It’s usually around this time of year that people develop a type of depression known as Seasonal Affective Disorder (SAD) due to the changing season. Long working days and fewer daylight hours during the winter months can mean that many office-based employees probably don’t get exposure to sunlight. This shouldn’t be brushed off as “winter blues”, as this change in mood can seriously affect how a person feels, thinks, and handles daily activities, including their work. Common symptoms of SAD include having low energy, having problems sleeping, experiencing changes in appetite, having difficulty concentrating, feeling hopeless, worthless, or guilty, and even having frequent thoughts of death or suicide. The good news is that employers and managers can have a great deal of influence over their employee’s happiness. Here are a few ways you can help address your employees who are feeling SAD:
Start the conversation – Mental health is hard to talk about and is often seen in a negative light. Encourage your employees to speak up about their mental health and offer them support when they need it.

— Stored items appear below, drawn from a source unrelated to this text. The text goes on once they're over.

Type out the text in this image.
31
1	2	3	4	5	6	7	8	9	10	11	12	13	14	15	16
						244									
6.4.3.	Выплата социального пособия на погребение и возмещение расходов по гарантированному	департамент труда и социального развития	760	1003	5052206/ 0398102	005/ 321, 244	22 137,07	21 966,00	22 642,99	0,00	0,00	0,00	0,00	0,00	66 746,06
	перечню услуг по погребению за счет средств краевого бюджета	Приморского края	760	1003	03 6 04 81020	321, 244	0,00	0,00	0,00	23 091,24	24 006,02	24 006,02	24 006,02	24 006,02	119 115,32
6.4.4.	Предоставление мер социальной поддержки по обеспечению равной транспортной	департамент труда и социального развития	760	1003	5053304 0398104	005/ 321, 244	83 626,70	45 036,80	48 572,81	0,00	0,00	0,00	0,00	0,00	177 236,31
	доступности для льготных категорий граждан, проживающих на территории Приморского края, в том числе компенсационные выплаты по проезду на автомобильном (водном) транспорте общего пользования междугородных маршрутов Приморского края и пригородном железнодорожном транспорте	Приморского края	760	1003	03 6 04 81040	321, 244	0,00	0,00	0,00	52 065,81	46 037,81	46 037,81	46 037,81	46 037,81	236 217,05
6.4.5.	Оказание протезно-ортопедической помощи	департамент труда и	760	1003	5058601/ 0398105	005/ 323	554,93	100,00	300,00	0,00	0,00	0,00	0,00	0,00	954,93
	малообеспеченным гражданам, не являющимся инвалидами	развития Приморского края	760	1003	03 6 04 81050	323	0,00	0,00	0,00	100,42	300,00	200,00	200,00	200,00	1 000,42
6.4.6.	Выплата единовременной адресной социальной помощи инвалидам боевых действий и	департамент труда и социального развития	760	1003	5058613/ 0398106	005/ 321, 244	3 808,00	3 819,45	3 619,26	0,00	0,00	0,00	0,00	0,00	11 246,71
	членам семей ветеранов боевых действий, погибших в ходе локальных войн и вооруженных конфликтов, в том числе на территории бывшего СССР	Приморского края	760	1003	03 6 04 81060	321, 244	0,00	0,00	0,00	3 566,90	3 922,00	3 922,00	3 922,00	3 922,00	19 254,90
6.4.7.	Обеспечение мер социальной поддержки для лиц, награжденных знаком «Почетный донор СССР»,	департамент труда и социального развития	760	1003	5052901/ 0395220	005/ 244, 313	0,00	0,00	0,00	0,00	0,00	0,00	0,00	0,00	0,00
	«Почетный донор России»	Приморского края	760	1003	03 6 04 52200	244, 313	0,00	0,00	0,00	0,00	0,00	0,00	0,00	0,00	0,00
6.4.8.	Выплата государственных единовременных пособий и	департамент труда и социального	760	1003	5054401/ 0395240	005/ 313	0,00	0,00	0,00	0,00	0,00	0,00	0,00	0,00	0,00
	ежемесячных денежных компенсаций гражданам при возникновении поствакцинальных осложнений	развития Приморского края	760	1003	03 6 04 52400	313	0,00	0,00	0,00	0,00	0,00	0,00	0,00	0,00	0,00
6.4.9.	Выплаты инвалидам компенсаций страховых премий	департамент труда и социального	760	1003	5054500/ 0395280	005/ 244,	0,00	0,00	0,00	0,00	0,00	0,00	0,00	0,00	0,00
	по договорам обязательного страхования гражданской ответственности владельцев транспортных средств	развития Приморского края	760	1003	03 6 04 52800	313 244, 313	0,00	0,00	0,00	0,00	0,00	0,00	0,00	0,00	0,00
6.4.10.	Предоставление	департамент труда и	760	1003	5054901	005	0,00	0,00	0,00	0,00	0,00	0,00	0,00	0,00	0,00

Remind Employees about Wellbeing Offerings – Benefits, like Employee Assistance Programs or Wellness Days, are often very underutilized. Promote them around your worksite and consider implementing new benefits based on your employees’ needs.
Promote a work-life balance – If feasible, offer flexibility to employees dealing with SAD in the form of adjusted work schedules or even giving them the option to work from home.
Encourage Breaks – Sometimes it’s difficult to step away from work when there’s a lot going on. But this can lead to being overworked and burned out. Breaks are an essential part of the workday and should be embraced as a way for employees to recharge and regroup.
These are just a few tips that can help your employees feel happy, healthy, and engaged through the winter months.